Al netto dei franchi tiratori e di altri clamorosi imprevisti, Guglielmo Epifani sarà il nuovo capo del Pd. Ieri sera è stato raggiunto l’accordo sul nome dell’ex leader della Cgil. Un’elezione da cui potrebbe dipendere la sopravvivenza del partito, e da cui ne discenderanno una serie di elementi necessari per la sua ricomposizione. Luciano Violante, ex presidente della Camera, penalista, spiega l’importanza dell’assemblea del Pd di oggi.
Quali sono i principali problemi del partito?
Credo che la priorità consista nel ricostruire un senso di appartenenza e di identità politica tra il partito, i suoi iscritti, e l’elettorato. In secondo luogo, dovremo tornare a parlare al Paese, tenendo conto delle due dimensioni che connotato un partito politico: quella nazionale e quella storica.
Cosa intende?
Un partito deve pensarsi, anzitutto, come soggetto di una nazione, o di parte di essa; inoltre, deve saper rispondere costantemente alle domande relative al ruolo che può ricoprire e alla storia che vuole costruire all’interno del proprio Paese. Ecco, penso che, negli ultimi tempi, non siamo più stati in grado di rispondere a questa domande.
Perché il segretario dovrebbe essere in grado di avviare un processo in grado di rispondere a tali esigenze?
Dobbiamo, anzitutto, tener conto del fatto che la segreteria di Bersani è stata condizionata da molteplici occasioni elettorali, interne ed esterne. Il che gli ha sottratto il tempo materiale per produrre un’azione politica estesa e incisiva all’interno della società italiana. Ora, poiché nell’attuale sistema di comunicazione politica il segretario – pur senza scadere in eccessivi leaderismi – è colui che parla a nome del partito e ne rappresenta l’unità, disporre di qualcuno in grado di interloquire con tutte le anime del Pd è la condizione necessaria per ripartire. In tal senso, l’elezione di una personalità che ha guidato uno dei più grandi sindacati del mondo può rispondere alle suddette esigenze.
Prima dell’elezione del segretario ci sarà un dibattito?
Benché, probabilmente, l’assemblea non sia il luogo ideale – sarebbe preferibile la direzione o il congresso – è auspicabile che un dibattito ci sia. Tanto più che non abbiamo ancora avviato un confronto su quanto accaduto dalle elezioni ad oggi. Sarebbe altresì opportuno che il dibattito si estendesse a quante più persone possibili, coinvolgendo, per esempio, le direzioni regionali del Pd.
Questo processo non dovrebbe essere propedeutico all’elezione del segretario, invece che successivo?
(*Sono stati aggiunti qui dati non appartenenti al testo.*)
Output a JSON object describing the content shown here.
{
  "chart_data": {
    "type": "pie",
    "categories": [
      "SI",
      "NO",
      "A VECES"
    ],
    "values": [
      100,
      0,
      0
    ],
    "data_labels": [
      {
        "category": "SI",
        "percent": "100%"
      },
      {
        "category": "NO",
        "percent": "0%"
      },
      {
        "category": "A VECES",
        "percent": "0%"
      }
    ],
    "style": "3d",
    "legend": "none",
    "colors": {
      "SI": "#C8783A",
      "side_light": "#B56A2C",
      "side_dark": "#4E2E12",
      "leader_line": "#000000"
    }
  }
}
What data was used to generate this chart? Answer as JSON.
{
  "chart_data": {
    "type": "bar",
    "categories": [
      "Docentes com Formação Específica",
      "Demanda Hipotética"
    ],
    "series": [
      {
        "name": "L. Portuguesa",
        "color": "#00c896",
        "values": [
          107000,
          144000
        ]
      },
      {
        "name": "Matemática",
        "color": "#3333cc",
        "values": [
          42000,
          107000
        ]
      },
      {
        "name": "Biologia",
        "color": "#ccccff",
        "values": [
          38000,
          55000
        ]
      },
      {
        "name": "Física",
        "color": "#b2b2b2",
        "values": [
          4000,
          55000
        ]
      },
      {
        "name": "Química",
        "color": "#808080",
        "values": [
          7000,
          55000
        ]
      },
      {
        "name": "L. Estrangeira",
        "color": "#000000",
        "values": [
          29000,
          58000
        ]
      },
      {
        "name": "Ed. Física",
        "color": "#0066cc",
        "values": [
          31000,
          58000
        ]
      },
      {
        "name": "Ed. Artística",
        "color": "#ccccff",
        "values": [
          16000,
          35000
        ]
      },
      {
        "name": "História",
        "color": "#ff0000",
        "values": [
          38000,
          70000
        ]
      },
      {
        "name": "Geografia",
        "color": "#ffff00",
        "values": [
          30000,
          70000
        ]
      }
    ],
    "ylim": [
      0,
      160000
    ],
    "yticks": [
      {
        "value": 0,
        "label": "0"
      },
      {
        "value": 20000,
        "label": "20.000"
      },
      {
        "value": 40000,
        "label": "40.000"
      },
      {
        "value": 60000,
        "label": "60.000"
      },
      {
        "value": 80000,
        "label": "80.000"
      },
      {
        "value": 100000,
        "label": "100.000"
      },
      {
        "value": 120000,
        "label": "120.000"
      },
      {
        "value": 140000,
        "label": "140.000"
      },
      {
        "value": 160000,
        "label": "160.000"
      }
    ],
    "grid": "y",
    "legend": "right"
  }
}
Certo. Tuttavia, il prossimo congresso non sarà indetto prima di alcuni mesi. Attualmente, invece, è necessario eleggere un segretario che possa gestire questa fase di transizione nella quale ricostruire, tra le altre cose, una comunità umana, di valori e di ideali: un partito non è un taxi sul quale si sale e si scende a piacimento.
La regola non scritta secondo cui il segretario che sarà eletto domani non dovrà ricandidarsi al congresso, specialmente se proveniente dalla “vecchia guardia”, dovrà essere rispettata anche laddove Epifani dovesse fare un buon lavoro?
Si ricorderà che quando Franceschini succedette a Veltroni dopo le dimissioni di quest’ultimo, promise che non si sarebbe ricandidato. Invece, si ricandidò. Ebbene, francamente, in politica, a questo genere di promesse, non si può attribuire chissà quale valore. Quel che conta, sono le condizioni che si determineranno quando ci sarà il congresso.
Con Epifani segretario, il Pd in che termini interloquirà con il governo?
Il Pd ha espresso il presidente del Consiglio ed è il partito, in Parlamento, maggioritario; la sua responsabilità è quindi indubbia. In tal senso, credo che Epifani caratterizzerà la propria azione con un’attenzione particolare alle condizioni materiali in cui versano i cittadini.